Anticipating a settlement, Piedmont sought XL's consent to resolve the claim for the remaining $6 million under the excess policy, but XL agreed to contribute only $1 million more to the settlement
Without further notice to XL or obtaining its consent, Piedmont then agreed to settle the underlying lawsuit for $4.9 million. Piedmont then demanded XL provide coverage for the full settlement amount, which XL refused.
Piedmont then sued XL alleging breach of contract and bad faith. An Atlanta federal judge dismissed the suit. Piedmont appealed and the 11th U.S. Circuit Court of Appeals in 2014 asked the George Supreme Court to consider the case.

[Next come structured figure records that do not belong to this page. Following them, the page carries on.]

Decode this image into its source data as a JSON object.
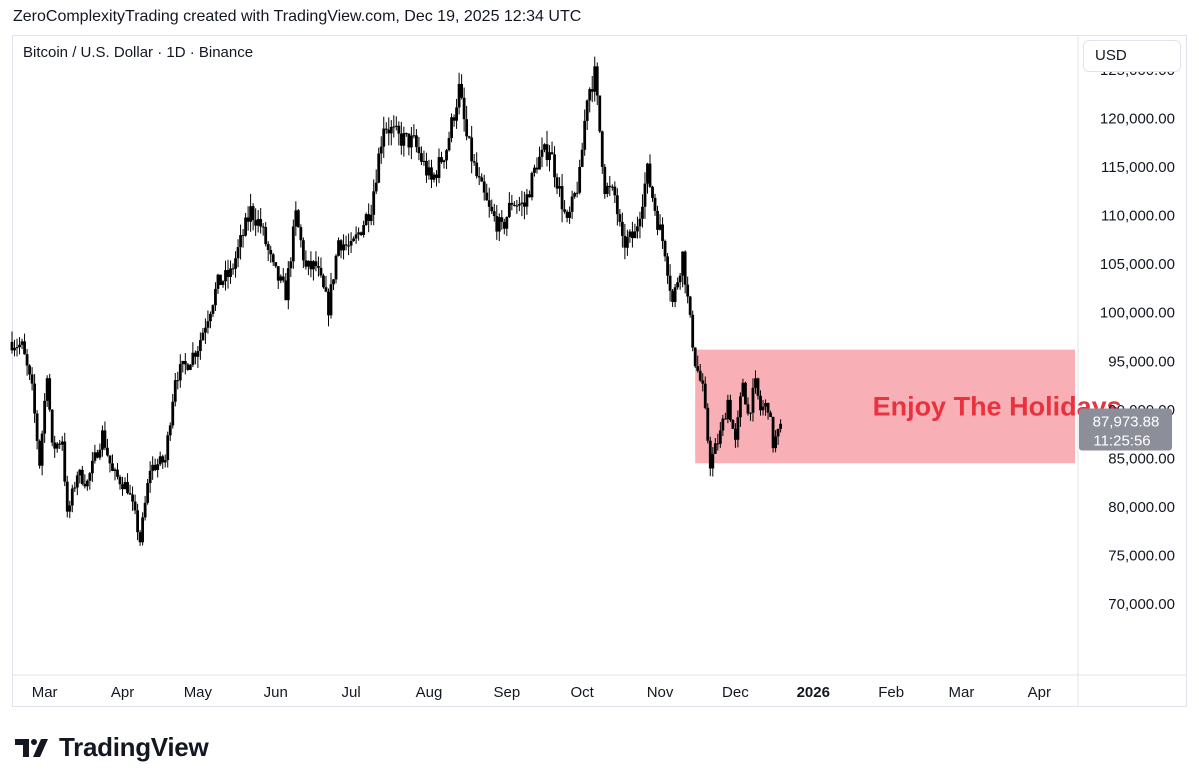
{
  "header": {
    "attribution": "ZeroComplexityTrading created with TradingView.com, Dec 19, 2025 12:34 UTC"
  },
  "symbol_label": "Bitcoin / U.S. Dollar · 1D · Binance",
  "currency_button": "USD",
  "footer": {
    "logo_text": "TradingView",
    "logo_icon": "tradingview-logo-icon"
  },
  "colors": {
    "candle": "#000000",
    "zone_fill": "#f7a9b0",
    "annotation_text": "#e8333f",
    "price_badge": "#8c8f99",
    "grid_border": "#e0e3eb"
  },
  "chart_data": {
    "type": "candlestick",
    "title": "Bitcoin / U.S. Dollar · 1D · Binance",
    "currency": "USD",
    "y_axis": {
      "side": "right",
      "ylim": [
        63000,
        128500
      ],
      "ticks": [
        125000,
        120000,
        115000,
        110000,
        105000,
        100000,
        95000,
        90000,
        85000,
        80000,
        75000,
        70000
      ],
      "tick_labels": [
        "125,000.00",
        "120,000.00",
        "115,000.00",
        "110,000.00",
        "105,000.00",
        "100,000.00",
        "95,000.00",
        "90,000.00",
        "85,000.00",
        "80,000.00",
        "75,000.00",
        "70,000.00"
      ]
    },
    "x_axis": {
      "range": [
        "2025-02-16",
        "2026-04-16"
      ],
      "ticks": [
        {
          "date": "2025-03-01",
          "label": "Mar"
        },
        {
          "date": "2025-04-01",
          "label": "Apr"
        },
        {
          "date": "2025-05-01",
          "label": "May"
        },
        {
          "date": "2025-06-01",
          "label": "Jun"
        },
        {
          "date": "2025-07-01",
          "label": "Jul"
        },
        {
          "date": "2025-08-01",
          "label": "Aug"
        },
        {
          "date": "2025-09-01",
          "label": "Sep"
        },
        {
          "date": "2025-10-01",
          "label": "Oct"
        },
        {
          "date": "2025-11-01",
          "label": "Nov"
        },
        {
          "date": "2025-12-01",
          "label": "Dec"
        },
        {
          "date": "2026-01-01",
          "label": "2026",
          "bold": true
        },
        {
          "date": "2026-02-01",
          "label": "Feb"
        },
        {
          "date": "2026-03-01",
          "label": "Mar"
        },
        {
          "date": "2026-04-01",
          "label": "Apr"
        }
      ]
    },
    "price_path": [
      [
        "2025-02-16",
        97000
      ],
      [
        "2025-02-20",
        96500
      ],
      [
        "2025-02-24",
        92000
      ],
      [
        "2025-02-27",
        84500
      ],
      [
        "2025-03-02",
        94000
      ],
      [
        "2025-03-04",
        86000
      ],
      [
        "2025-03-08",
        87000
      ],
      [
        "2025-03-10",
        79000
      ],
      [
        "2025-03-14",
        83500
      ],
      [
        "2025-03-18",
        82500
      ],
      [
        "2025-03-24",
        87500
      ],
      [
        "2025-03-28",
        83500
      ],
      [
        "2025-04-03",
        82000
      ],
      [
        "2025-04-06",
        79000
      ],
      [
        "2025-04-08",
        76500
      ],
      [
        "2025-04-12",
        84000
      ],
      [
        "2025-04-18",
        84800
      ],
      [
        "2025-04-22",
        93500
      ],
      [
        "2025-04-26",
        94500
      ],
      [
        "2025-05-01",
        96500
      ],
      [
        "2025-05-09",
        103000
      ],
      [
        "2025-05-14",
        104000
      ],
      [
        "2025-05-22",
        110500
      ],
      [
        "2025-05-26",
        109000
      ],
      [
        "2025-05-31",
        104500
      ],
      [
        "2025-06-05",
        102000
      ],
      [
        "2025-06-09",
        110000
      ],
      [
        "2025-06-13",
        104500
      ],
      [
        "2025-06-17",
        104800
      ],
      [
        "2025-06-22",
        100500
      ],
      [
        "2025-06-26",
        107500
      ],
      [
        "2025-07-01",
        106500
      ],
      [
        "2025-07-09",
        111000
      ],
      [
        "2025-07-14",
        119500
      ],
      [
        "2025-07-20",
        118000
      ],
      [
        "2025-07-26",
        117500
      ],
      [
        "2025-08-02",
        113500
      ],
      [
        "2025-08-08",
        117000
      ],
      [
        "2025-08-13",
        123000
      ],
      [
        "2025-08-16",
        118000
      ],
      [
        "2025-08-20",
        114000
      ],
      [
        "2025-08-25",
        110500
      ],
      [
        "2025-08-30",
        108500
      ],
      [
        "2025-09-03",
        111500
      ],
      [
        "2025-09-08",
        111000
      ],
      [
        "2025-09-13",
        115500
      ],
      [
        "2025-09-18",
        117000
      ],
      [
        "2025-09-22",
        112500
      ],
      [
        "2025-09-25",
        109000
      ],
      [
        "2025-09-30",
        114000
      ],
      [
        "2025-10-03",
        122500
      ],
      [
        "2025-10-06",
        124500
      ],
      [
        "2025-10-10",
        113000
      ],
      [
        "2025-10-14",
        112000
      ],
      [
        "2025-10-17",
        107000
      ],
      [
        "2025-10-22",
        108000
      ],
      [
        "2025-10-27",
        114500
      ],
      [
        "2025-10-31",
        109500
      ],
      [
        "2025-11-03",
        106500
      ],
      [
        "2025-11-06",
        101000
      ],
      [
        "2025-11-10",
        106000
      ],
      [
        "2025-11-13",
        99000
      ],
      [
        "2025-11-15",
        95000
      ],
      [
        "2025-11-18",
        92000
      ],
      [
        "2025-11-21",
        84500
      ],
      [
        "2025-11-25",
        87500
      ],
      [
        "2025-11-28",
        91000
      ],
      [
        "2025-12-01",
        86500
      ],
      [
        "2025-12-04",
        93000
      ],
      [
        "2025-12-06",
        89500
      ],
      [
        "2025-12-09",
        92500
      ],
      [
        "2025-12-11",
        90000
      ],
      [
        "2025-12-14",
        90500
      ],
      [
        "2025-12-16",
        86500
      ],
      [
        "2025-12-19",
        87974
      ]
    ],
    "annotations": [
      {
        "type": "zone",
        "from": "2025-11-15",
        "to": "2026-04-16",
        "y_low": 84500,
        "y_high": 96200,
        "label": "Enjoy The Holidays"
      }
    ],
    "last_price": {
      "value_label": "87,973.88",
      "countdown": "11:25:56",
      "value": 87973.88
    }
  }
}
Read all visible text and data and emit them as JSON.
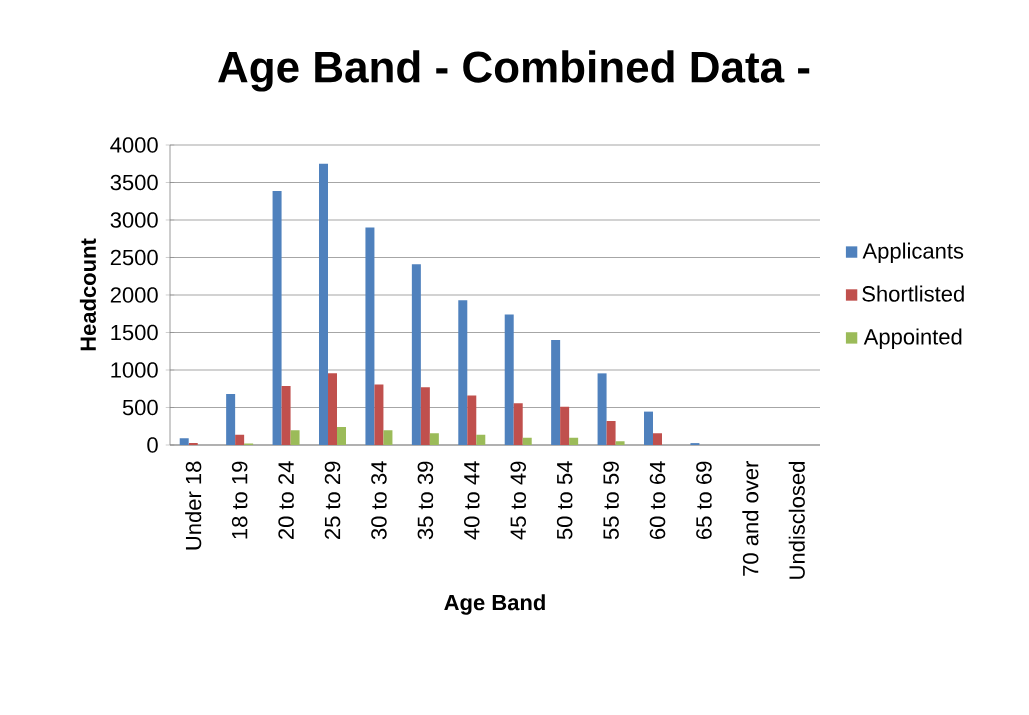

In its unanimous ruling last week, the Georgia high court agreed the case against XL should be dismissed.
“In sum, absent XL's consent to the settlement, under the terms of the policy, Piedmont could not sue XL for bad faith refusal to settle the underlying lawsuit in the absence of a judgment against Piedmont after an actual trial. It follows that the district court didn't err in dismissing Piedmont's complaint,” the state Supreme Court ruled.
Attorneys in the case declined to comment or could not be reached for comment.
The ruling “creates a black-letter rule that the insurance company can withhold consent to a settlement and force the policyholder to go to trial, and (the ruling) doesn't seem to be supported by the policy language here,” Charles P. Edwards, a partner at law firm Barnes & Thornburg L.L.P. in Indianapolis, said in commenting on the case.
Observers say the decision is contrary to rulings by most other courts.
Most other courts in the country have held “that the failure of a policyholder to seek consent before settling will only result in no coverage if the insurance company can show that it was prejudiced by the policyholders' settling without consent,” said K. James Sullivan, a partner and policyholder attorney at Calfee, Halter &Griswold L.L.P. in Cleveland.
This decision is “something of an outlier,” said policyholder attorney Linda J. Kornfeld, a partner at Kasowitz Benson Torres & Friedman L.L.P. in Los Angeles
However, “the fact that this court ruled so strongly in favor of the insurer should not be ignored. Insurers who don't participate in a settlement because they argue the policyholder prevented them from doing so will rely on the case, and the theory set forth in this case, to deny coverage, and there's no guarantee that the insurer won't prevail,” Ms. Kornfeld said.